Sanchez pretende dissuadir os residentes não pertencentes à União Europeia de comprar casas no país. “A habitação em Espanha deveria ser para os espanhóis viverem, bem como para os migrantes que vêm aqui para trabalhar e construir uma vida e contribuir para o desenvolvimento e a prosperidade do nosso país”, disse Sanchez, referindo-se às pessoas que usam a habitação como investimento. veículo.
A escassez de habitação e o aumento dos preços levaram as pessoas a protestar contra os turistas em várias cidades, como Barcelona e Sevilha, uma vez que os compradores estrangeiros e o turismo de massa são vistos como factores que contribuem para a crise.
Então, qual é a gravidade da crise imobiliária e será que as novas medidas resolverão a questão que os sucessivos governos não conseguiram resolver?

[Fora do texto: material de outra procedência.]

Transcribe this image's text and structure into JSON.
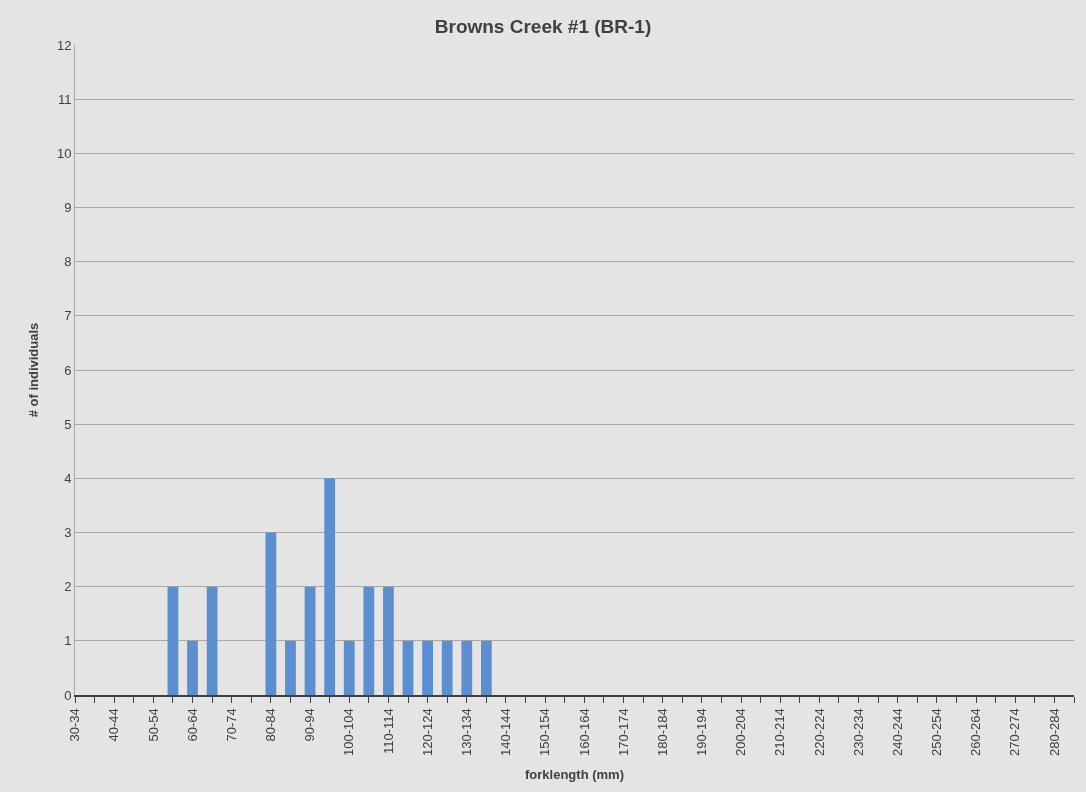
{
  "chart_data": {
    "type": "bar",
    "title": "Browns Creek #1 (BR-1)",
    "xlabel": "forklength (mm)",
    "ylabel": "# of individuals",
    "categories": [
      "30-34",
      null,
      "40-44",
      null,
      "50-54",
      null,
      "60-64",
      null,
      "70-74",
      null,
      "80-84",
      null,
      "90-94",
      null,
      "100-104",
      null,
      "110-114",
      null,
      "120-124",
      null,
      "130-134",
      null,
      "140-144",
      null,
      "150-154",
      null,
      "160-164",
      null,
      "170-174",
      null,
      "180-184",
      null,
      "190-194",
      null,
      "200-204",
      null,
      "210-214",
      null,
      "220-224",
      null,
      "230-234",
      null,
      "240-244",
      null,
      "250-254",
      null,
      "260-264",
      null,
      "270-274",
      null,
      "280-284",
      null
    ],
    "values": [
      0,
      0,
      0,
      0,
      0,
      2,
      1,
      2,
      0,
      0,
      3,
      1,
      2,
      4,
      1,
      2,
      2,
      1,
      1,
      1,
      1,
      1,
      0,
      0,
      0,
      0,
      0,
      0,
      0,
      0,
      0,
      0,
      0,
      0,
      0,
      0,
      0,
      0,
      0,
      0,
      0,
      0,
      0,
      0,
      0,
      0,
      0,
      0,
      0,
      0,
      0,
      0
    ],
    "color": "#5b8fd0",
    "ylim": [
      0,
      12
    ],
    "yticks": [
      0,
      1,
      2,
      3,
      4,
      5,
      6,
      7,
      8,
      9,
      10,
      11,
      12
    ],
    "grid": "y"
  }
}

Qual é a nova proposta de imposto predial da Espanha?
Sanchez propôs 12 medidas para enfrentar o tenso mercado imobiliário do país, que viu alguns dos maiores aumentos de preços da Europa no ano passado, de 8,3 por cento.
O imposto de 100 por cento afetará os compradores estrangeiros, que compraram 27.000 apartamentos em 2023. No terceiro trimestre de 2024, cerca de 15 por cento de todos os imóveis foram adquiridos por estrangeiros, de acordo com a Associação de Registradores.

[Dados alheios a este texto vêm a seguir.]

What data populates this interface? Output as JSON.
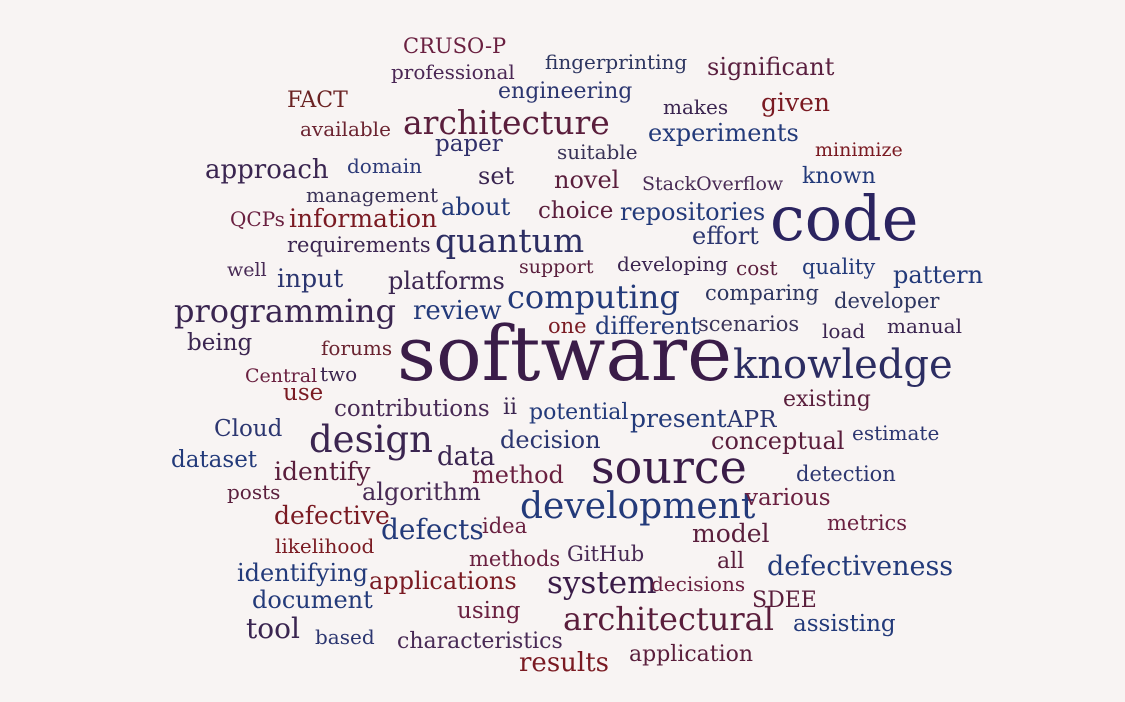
{
  "words": [
    {
      "text": "CRUSO-P",
      "color": "#6a2040"
    },
    {
      "text": "professional",
      "color": "#4b2755"
    },
    {
      "text": "fingerprinting",
      "color": "#2d3560"
    },
    {
      "text": "significant",
      "color": "#5a1f3f"
    },
    {
      "text": "FACT",
      "color": "#6a2222"
    },
    {
      "text": "engineering",
      "color": "#2c3670"
    },
    {
      "text": "makes",
      "color": "#3b2550"
    },
    {
      "text": "given",
      "color": "#7a1a22"
    },
    {
      "text": "available",
      "color": "#6b2330"
    },
    {
      "text": "architecture",
      "color": "#5a1e3c"
    },
    {
      "text": "experiments",
      "color": "#233a7a"
    },
    {
      "text": "paper",
      "color": "#31306a"
    },
    {
      "text": "suitable",
      "color": "#3a3358"
    },
    {
      "text": "minimize",
      "color": "#7a1a22"
    },
    {
      "text": "approach",
      "color": "#3a2550"
    },
    {
      "text": "domain",
      "color": "#2d3a78"
    },
    {
      "text": "set",
      "color": "#3a2550"
    },
    {
      "text": "novel",
      "color": "#5a1e3c"
    },
    {
      "text": "StackOverflow",
      "color": "#482a55"
    },
    {
      "text": "known",
      "color": "#233a7a"
    },
    {
      "text": "management",
      "color": "#3a3358"
    },
    {
      "text": "code",
      "color": "#2b2460"
    },
    {
      "text": "QCPs",
      "color": "#6a2040"
    },
    {
      "text": "information",
      "color": "#7a1a22"
    },
    {
      "text": "about",
      "color": "#233a7a"
    },
    {
      "text": "choice",
      "color": "#5a1e3c"
    },
    {
      "text": "repositories",
      "color": "#233a7a"
    },
    {
      "text": "effort",
      "color": "#2c3670"
    },
    {
      "text": "requirements",
      "color": "#3b2550"
    },
    {
      "text": "quantum",
      "color": "#2c2d62"
    },
    {
      "text": "well",
      "color": "#482a55"
    },
    {
      "text": "input",
      "color": "#2c3670"
    },
    {
      "text": "support",
      "color": "#5a1e3c"
    },
    {
      "text": "developing",
      "color": "#3b2550"
    },
    {
      "text": "cost",
      "color": "#5a1e3c"
    },
    {
      "text": "quality",
      "color": "#233a7a"
    },
    {
      "text": "pattern",
      "color": "#233a7a"
    },
    {
      "text": "platforms",
      "color": "#3b2550"
    },
    {
      "text": "computing",
      "color": "#233a7a"
    },
    {
      "text": "comparing",
      "color": "#2d3560"
    },
    {
      "text": "developer",
      "color": "#2d3560"
    },
    {
      "text": "programming",
      "color": "#3a2550"
    },
    {
      "text": "review",
      "color": "#233a7a"
    },
    {
      "text": "one",
      "color": "#7a1a22"
    },
    {
      "text": "different",
      "color": "#233a7a"
    },
    {
      "text": "scenarios",
      "color": "#3a3358"
    },
    {
      "text": "load",
      "color": "#3b2550"
    },
    {
      "text": "manual",
      "color": "#3b2550"
    },
    {
      "text": "being",
      "color": "#3b2550"
    },
    {
      "text": "forums",
      "color": "#6a2330"
    },
    {
      "text": "software",
      "color": "#3a1c48"
    },
    {
      "text": "knowledge",
      "color": "#2c2d62"
    },
    {
      "text": "Central",
      "color": "#6a2040"
    },
    {
      "text": "two",
      "color": "#3b2550"
    },
    {
      "text": "use",
      "color": "#7a1a22"
    },
    {
      "text": "existing",
      "color": "#5a1e3c"
    },
    {
      "text": "contributions",
      "color": "#482a55"
    },
    {
      "text": "ii",
      "color": "#3b2550"
    },
    {
      "text": "potential",
      "color": "#233a7a"
    },
    {
      "text": "present",
      "color": "#233a7a"
    },
    {
      "text": "APR",
      "color": "#2c3670"
    },
    {
      "text": "Cloud",
      "color": "#2c3670"
    },
    {
      "text": "design",
      "color": "#3b2550"
    },
    {
      "text": "decision",
      "color": "#2c3670"
    },
    {
      "text": "conceptual",
      "color": "#5a1e3c"
    },
    {
      "text": "estimate",
      "color": "#2c3670"
    },
    {
      "text": "dataset",
      "color": "#233a7a"
    },
    {
      "text": "identify",
      "color": "#5a1e3c"
    },
    {
      "text": "data",
      "color": "#3a2550"
    },
    {
      "text": "source",
      "color": "#3a1c48"
    },
    {
      "text": "method",
      "color": "#6a2040"
    },
    {
      "text": "detection",
      "color": "#2c3670"
    },
    {
      "text": "posts",
      "color": "#5a1e3c"
    },
    {
      "text": "algorithm",
      "color": "#482a55"
    },
    {
      "text": "development",
      "color": "#233a7a"
    },
    {
      "text": "various",
      "color": "#6a2040"
    },
    {
      "text": "defective",
      "color": "#7a1a22"
    },
    {
      "text": "defects",
      "color": "#233a7a"
    },
    {
      "text": "idea",
      "color": "#6a2040"
    },
    {
      "text": "model",
      "color": "#5a1e3c"
    },
    {
      "text": "metrics",
      "color": "#6a2040"
    },
    {
      "text": "likelihood",
      "color": "#7a1a22"
    },
    {
      "text": "methods",
      "color": "#6a2040"
    },
    {
      "text": "GitHub",
      "color": "#482a55"
    },
    {
      "text": "all",
      "color": "#5a1e3c"
    },
    {
      "text": "defectiveness",
      "color": "#233a7a"
    },
    {
      "text": "identifying",
      "color": "#233a7a"
    },
    {
      "text": "applications",
      "color": "#7a1a22"
    },
    {
      "text": "system",
      "color": "#3a1c48"
    },
    {
      "text": "decisions",
      "color": "#6a2040"
    },
    {
      "text": "document",
      "color": "#233a7a"
    },
    {
      "text": "SDEE",
      "color": "#5a1e3c"
    },
    {
      "text": "using",
      "color": "#6a2040"
    },
    {
      "text": "architectural",
      "color": "#5a1e3c"
    },
    {
      "text": "assisting",
      "color": "#233a7a"
    },
    {
      "text": "tool",
      "color": "#3a2550"
    },
    {
      "text": "based",
      "color": "#2c3670"
    },
    {
      "text": "characteristics",
      "color": "#482a55"
    },
    {
      "text": "results",
      "color": "#7a1a22"
    },
    {
      "text": "application",
      "color": "#5a1e3c"
    }
  ]
}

“Eles (compradores estrangeiros) fizeram isso não para viver, mas para especular, para ganhar dinheiro com eles, algo que no contexto de escassez não podemos permitir”, disse Sanchez no fórum, “Habitação, o Quinto Pilar do Estado de Bem-Estar Social ”, em Madrid na segunda-feira.

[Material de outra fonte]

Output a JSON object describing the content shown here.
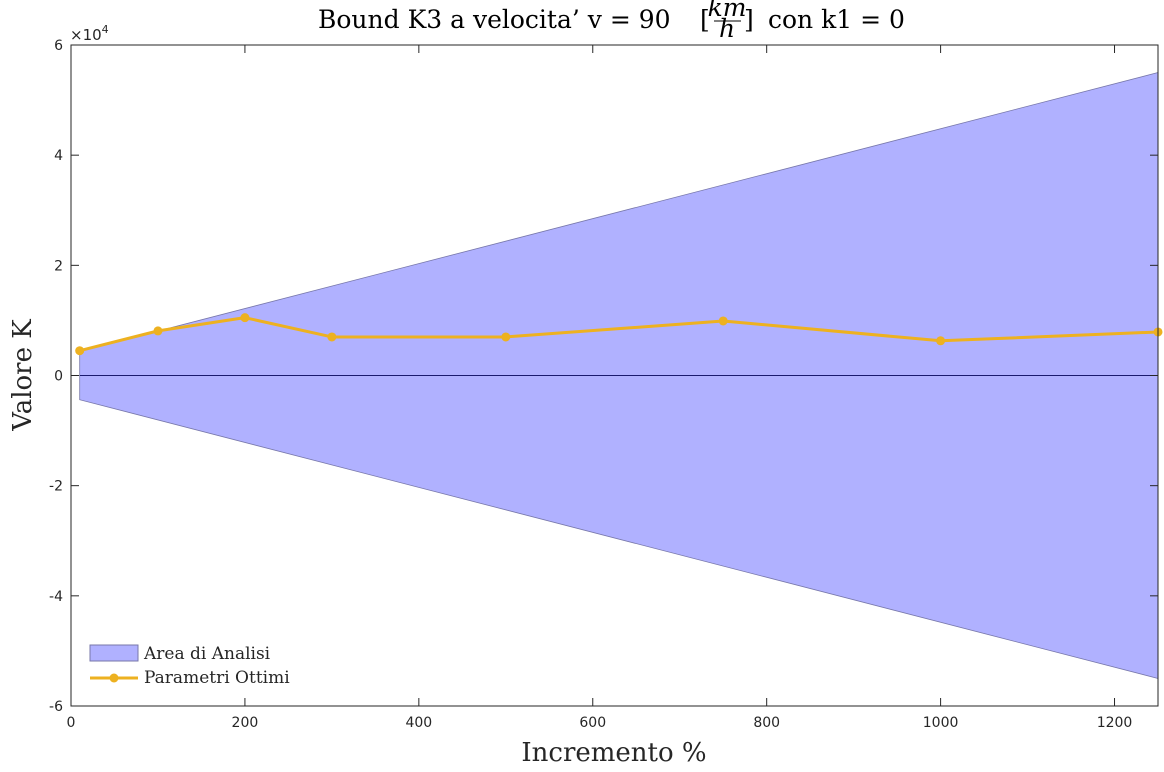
{
  "chart_data": {
    "type": "line",
    "title": {
      "main": "Bound K3 a velocita’ v = 90",
      "frac_num": "km",
      "frac_den": "h",
      "suffix": "con k1 = 0"
    },
    "xlabel": "Incremento %",
    "ylabel": "Valore K",
    "y_exponent": {
      "base": "×10",
      "power": "4"
    },
    "xlim": [
      0,
      1250
    ],
    "ylim": [
      -60000,
      60000
    ],
    "x_ticks": [
      0,
      200,
      400,
      600,
      800,
      1000,
      1200
    ],
    "x_tick_labels": [
      "0",
      "200",
      "400",
      "600",
      "800",
      "1000",
      "1200"
    ],
    "y_ticks": [
      -60000,
      -40000,
      -20000,
      0,
      20000,
      40000,
      60000
    ],
    "y_tick_labels": [
      "-6",
      "-4",
      "-2",
      "0",
      "2",
      "4",
      "6"
    ],
    "grid": false,
    "legend_position": "bottom-left",
    "series": [
      {
        "name": "Area di Analisi",
        "kind": "area",
        "color": "#b0b1ff",
        "edge_color": "#7777aa",
        "x": [
          10,
          1250
        ],
        "upper": [
          4400,
          55000
        ],
        "lower": [
          -4400,
          -55000
        ]
      },
      {
        "name": "Parametri Ottimi",
        "kind": "line",
        "color": "#edb120",
        "x": [
          10,
          100,
          200,
          300,
          500,
          750,
          1000,
          1250
        ],
        "y": [
          4500,
          8100,
          10500,
          7000,
          7000,
          9900,
          6300,
          7900
        ]
      }
    ],
    "zero_line_color": "#1a1a6e"
  }
}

O líder espanhol também propôs impostos mais elevados sobre os arrendamentos de férias para garantir que os apartamentos alugados a turistas fossem tributados “como um negócio”. “Não é justo que aqueles que possuem três, quatro, cinco apartamentos para aluguer de curta duração paguem menos impostos do que hotéis”, disse Sanchez.
Outras propostas incluem incentivos fiscais e incentivos para que os proprietários forneçam habitação a preços acessíveis, especialmente aos mais jovens, e limitem as rendas em áreas de alta procura.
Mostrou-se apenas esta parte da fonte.